The Institute for Safe Medication Practices (ISMP) has heard from three hospitals about occasional instances of medication leaking from syringes. Leaks have extended past the first and second rib on the black stopper on the parenteral syringe plunger rod into the surface of the syringe barrel that is exposed to air (Figure 1). The situation appears to occur as liquid is drawn into the syringe rather than after the syringe has been filled. In some cases, personnel said that it has happened rarely, and they may not have realized the situation was out of the ordinary, so instances may have gone unreported.
The reported syringes have been manufactured by BD, and both the company and the US Food and Drug Administration (FDA) Center for Devices and Radiological Health (CDRH) are aware of the situation. We are not certain if this issue may also involve syringes from other manufacturers. While syringes in the reported cases have been of varying sizes, BD reports that the syringes involved in its review have predominantly been the 10 mL size. There is a corrective action project underway to address the issue with the 10 mL syringes.
In assessments BD has made, the company found that leakage into the area between the first and second ribs of the stopper retains the sterility of the fluid and in most instances has no impact on the volumetric accuracy of the delivery of the medication.
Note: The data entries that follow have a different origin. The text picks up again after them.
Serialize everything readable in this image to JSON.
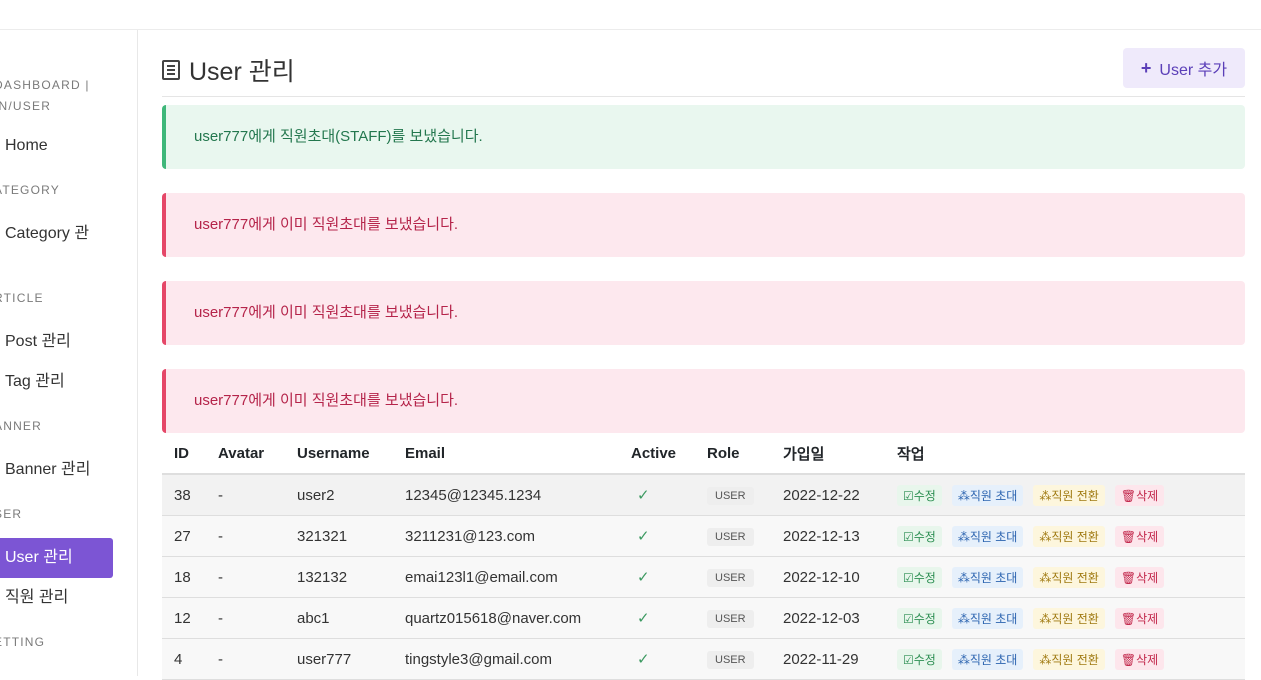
{
  "sidebar": {
    "sections": [
      {
        "heading_line1": "DASHBOARD |",
        "heading_line2": "IN/USER",
        "items": [
          "Home"
        ]
      },
      {
        "heading": "ATEGORY",
        "items": [
          "Category 관"
        ]
      },
      {
        "heading": "RTICLE",
        "items": [
          "Post 관리",
          "Tag 관리"
        ]
      },
      {
        "heading": "ANNER",
        "items": [
          "Banner 관리"
        ]
      },
      {
        "heading": "SER",
        "items": [
          "User 관리",
          "직원 관리"
        ]
      },
      {
        "heading": "ETTING",
        "items": []
      }
    ],
    "active_item": "User 관리"
  },
  "header": {
    "title": "User 관리",
    "add_button_label": "User 추가"
  },
  "alerts": [
    {
      "type": "success",
      "message": "user777에게 직원초대(STAFF)를 보냈습니다."
    },
    {
      "type": "danger",
      "message": "user777에게 이미 직원초대를 보냈습니다."
    },
    {
      "type": "danger",
      "message": "user777에게 이미 직원초대를 보냈습니다."
    },
    {
      "type": "danger",
      "message": "user777에게 이미 직원초대를 보냈습니다."
    }
  ],
  "table": {
    "columns": [
      "ID",
      "Avatar",
      "Username",
      "Email",
      "Active",
      "Role",
      "가입일",
      "작업"
    ],
    "rows": [
      {
        "id": "38",
        "avatar": "-",
        "username": "user2",
        "email": "12345@12345.1234",
        "active": "✓",
        "role": "USER",
        "joined": "2022-12-22"
      },
      {
        "id": "27",
        "avatar": "-",
        "username": "321321",
        "email": "3211231@123.com",
        "active": "✓",
        "role": "USER",
        "joined": "2022-12-13"
      },
      {
        "id": "18",
        "avatar": "-",
        "username": "132132",
        "email": "emai123l1@email.com",
        "active": "✓",
        "role": "USER",
        "joined": "2022-12-10"
      },
      {
        "id": "12",
        "avatar": "-",
        "username": "abc1",
        "email": "quartz015618@naver.com",
        "active": "✓",
        "role": "USER",
        "joined": "2022-12-03"
      },
      {
        "id": "4",
        "avatar": "-",
        "username": "user777",
        "email": "tingstyle3@gmail.com",
        "active": "✓",
        "role": "USER",
        "joined": "2022-11-29"
      }
    ],
    "actions": {
      "edit": "☑수정",
      "invite": "⁂직원 초대",
      "switch": "⁂직원 전환",
      "delete": "🗑삭제"
    }
  },
  "colors": {
    "accent": "#7c55d4",
    "success": "#3fb77a",
    "danger": "#e54768"
  }
}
Proper user technique when preparing syringes can be helpful in preventing this situation, especially with larger syringe sizes (e.g., 30 mL and 60 mL). As a syringe is being filled with the vial inverted and the syringe below the vial, there may be a tendency to pull the plunger rod at an angle toward the user and not always maintain a vertical alignment with the syringe barrel. With an increased amount of fluid in the syringe, the ribs of the stopper may be angled enough to cause leakage past the stopper ribs. BD says that it is always important to ensure vertical alignment of the plunger rod with the syringe barrel when withdrawing a solution using this inverted vial technique.
ISMP recommends sharing this information with sterile syringe production personnel and clinical personnel who prepare medications in parenteral syringes. Ask them to always observe prepared syringes for this situation. If leakage is observed beyond the first and second ribs of the stopper and into the area exposed to air, the syringe and medication may have been contaminated and should not be used. Additional precautions to avoid contaminating work surfaces and exposing personnel are required if leaking syringes contain hazardous drugs.
If a leaking syringe is identified, the syringe lot number should be identified and recorded, and such instances should be reported to the FDA MedWatch Program, the ISMP National Medication Errors Reporting Program (ISMP MERP), and the syringe manufacturer.